One of the most important developments in that industry is rediscovering the value of rest and recovery. A nap, a good night’s sleep, a day off, and a healthy vacation are now promoted as key elements of a productive lifestyle. This is a hugely positive step.
In Christian leadership circles there’s been an understandable tendency to notice that these breaks also correspond to biblical patterns for rest, including the annual pattern of holy days. The most common of these, of course, is the principle of Sabbath.
There is a danger, however, of conflating — and thereby confusing — God’s commands for Sabbath-keeping with the use of time management tools. While Sabbath-keeping has time-management benefits, it’s problematic to see Sabbath through the lens of corporate efficiency or self-improvement.
(This is a follow-up to my prevous article, Why Sabbath Is Harder And More Necessary Than Ever.)

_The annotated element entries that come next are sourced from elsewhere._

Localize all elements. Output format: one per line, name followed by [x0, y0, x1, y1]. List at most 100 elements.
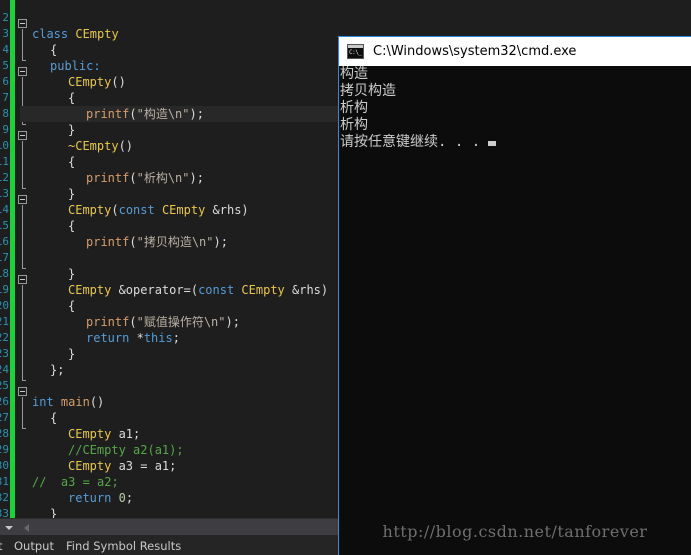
code-token: printf: [86, 107, 130, 121]
code-line[interactable]: };: [50, 362, 64, 378]
code-line[interactable]: // a3 = a2;: [32, 474, 119, 490]
code-token: CEmpty: [68, 283, 112, 297]
line-number: 16: [0, 235, 9, 248]
code-token: (: [129, 315, 137, 329]
code-token: int: [32, 395, 61, 409]
line-number: 19: [0, 283, 9, 296]
code-token: ;: [172, 331, 180, 345]
code-token: &operator=(: [111, 283, 199, 297]
code-token: "拷贝构造\n": [136, 235, 214, 249]
code-line[interactable]: ~CEmpty(): [68, 138, 133, 154]
code-token: {: [50, 43, 58, 57]
scroll-left-arrow-icon[interactable]: [19, 519, 34, 536]
cmd-icon: [347, 44, 364, 59]
code-line[interactable]: //CEmpty a2(a1);: [68, 442, 184, 458]
code-token: a3 = a1;: [111, 459, 177, 473]
tool-window-tab[interactable]: Output: [14, 537, 54, 555]
code-line[interactable]: CEmpty a3 = a1;: [68, 458, 176, 474]
code-token: const: [118, 203, 162, 217]
console-cursor: [488, 141, 497, 146]
code-line[interactable]: {: [68, 90, 75, 106]
code-token: "赋值操作符\n": [136, 315, 226, 329]
code-token: (: [129, 107, 137, 121]
line-number: 3: [2, 27, 9, 40]
line-number: 12: [0, 171, 9, 184]
code-line[interactable]: }: [68, 122, 75, 138]
code-lines[interactable]: class CEmpty{public: CEmpty(){printf("构造\…: [0, 0, 345, 518]
code-token: "构造\n": [136, 107, 190, 121]
code-token: };: [50, 363, 65, 377]
code-token: (: [129, 171, 137, 185]
line-number: 32: [0, 491, 9, 504]
console-titlebar[interactable]: C:\Windows\system32\cmd.exe: [339, 37, 691, 66]
code-line[interactable]: CEmpty &operator=(const CEmpty &rhs): [68, 282, 328, 298]
tool-window-tab[interactable]: Find Symbol Results: [66, 537, 181, 555]
code-token: //CEmpty a2(a1);: [68, 443, 184, 457]
code-token: a1;: [111, 427, 141, 441]
line-number: 14: [0, 203, 9, 216]
line-number: 24: [0, 363, 9, 376]
code-line[interactable]: CEmpty(): [68, 74, 126, 90]
code-token: return: [86, 331, 137, 345]
code-token: "析构\n": [136, 171, 190, 185]
code-token: // a3 = a2;: [32, 475, 119, 489]
code-line[interactable]: {: [68, 218, 75, 234]
tool-window-tabstrip[interactable]: t Output Find Symbol Results: [0, 535, 345, 555]
code-token: (: [111, 203, 119, 217]
code-line[interactable]: class CEmpty: [32, 26, 119, 42]
code-line[interactable]: printf("析构\n");: [86, 170, 204, 186]
console-output-area[interactable]: 构造 拷贝构造 析构 析构 请按任意键继续. . . http://blog.csdn.n…: [339, 66, 691, 555]
code-line[interactable]: }: [68, 266, 75, 282]
code-line[interactable]: printf("赋值操作符\n");: [86, 314, 240, 330]
line-number: 23: [0, 347, 9, 360]
code-token: }: [68, 267, 76, 281]
code-line[interactable]: }: [68, 346, 75, 362]
code-token: public:: [50, 59, 101, 73]
watermark-text: http://blog.csdn.net/tanforever: [382, 522, 648, 541]
code-token: CEmpty: [68, 427, 112, 441]
code-line[interactable]: public:: [50, 58, 101, 74]
line-number: 15: [0, 219, 9, 232]
line-number: 11: [0, 155, 9, 168]
code-token: );: [189, 107, 204, 121]
line-number: 30: [0, 459, 9, 472]
code-token: );: [189, 171, 204, 185]
code-line[interactable]: }: [50, 506, 57, 518]
editor-horizontal-scrollbar[interactable]: [0, 518, 345, 536]
code-line[interactable]: return 0;: [68, 490, 133, 506]
line-number: 29: [0, 443, 9, 456]
code-line[interactable]: }: [68, 186, 75, 202]
line-number: 7: [2, 91, 9, 104]
code-line[interactable]: {: [50, 42, 57, 58]
code-token: }: [68, 123, 76, 137]
code-token: }: [68, 347, 76, 361]
code-token: CEmpty: [68, 75, 112, 89]
console-title-text: C:\Windows\system32\cmd.exe: [373, 44, 577, 59]
console-line: 构造: [340, 66, 368, 82]
code-line[interactable]: {: [50, 410, 57, 426]
line-number: 31: [0, 475, 9, 488]
scroll-dropdown-button[interactable]: [0, 519, 17, 536]
line-number: 2: [2, 11, 9, 24]
line-number: 22: [0, 331, 9, 344]
tool-window-tab[interactable]: t: [0, 537, 3, 555]
code-line[interactable]: CEmpty a1;: [68, 426, 140, 442]
code-token: {: [68, 299, 76, 313]
code-token: {: [68, 219, 76, 233]
code-line[interactable]: {: [68, 154, 75, 170]
code-line[interactable]: printf("拷贝构造\n");: [86, 234, 228, 250]
code-token: main: [60, 395, 90, 409]
line-number: 27: [0, 411, 9, 424]
code-line[interactable]: printf("构造\n");: [86, 106, 204, 122]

Here are five reasons why:
1. Sabbath Is A Commandment
God’s commandments were given for our good, and Jesus named the Sabbath especially for this, but the main reason we follow God’s commands is simpy because he told us to.
Turning biblical commandments into time management hacks diminishes the value of them.
2. Sabbath Is A Day For Worship
Worship is not efficient. It takes deliberate time in ways that often seem wasteful. The Bible constantly tells us to wait on God. Wait. Not hurry. Wait.
Waiting is not efficient, but it is necessary.
3. Sabbath Is A Day Of Rest
Efficiency is helpful. It can give us more time to rest, if we allow it. But most efficiency hacks aren’t used to get more rest, but to do more work.
Rest is essential, but it’s not efficient. If we only see it as a time-management tool we’ll probably stop doing it.
4. Sabbath Is A Day Of Remembrance
Efficiency and time management are forward-looking. They should be.
Sabbath pauses that forward momentum to appreciate the current moment and to remember what God has done in the past. Sabbath faces us in an entirely different direction than efficiency does.
5. Sabbath Needs To Stay Focused On God
When we use Sabbath for time management, we take the attention away from where it belongs — as a day to focus on our creator and the salvation given to us through Jesus’ death and resurrection.
In comparison to that, efficiency is trading down.
Sabbath was given for our good, but mostly for God’s glory. Let’s keep the focus there.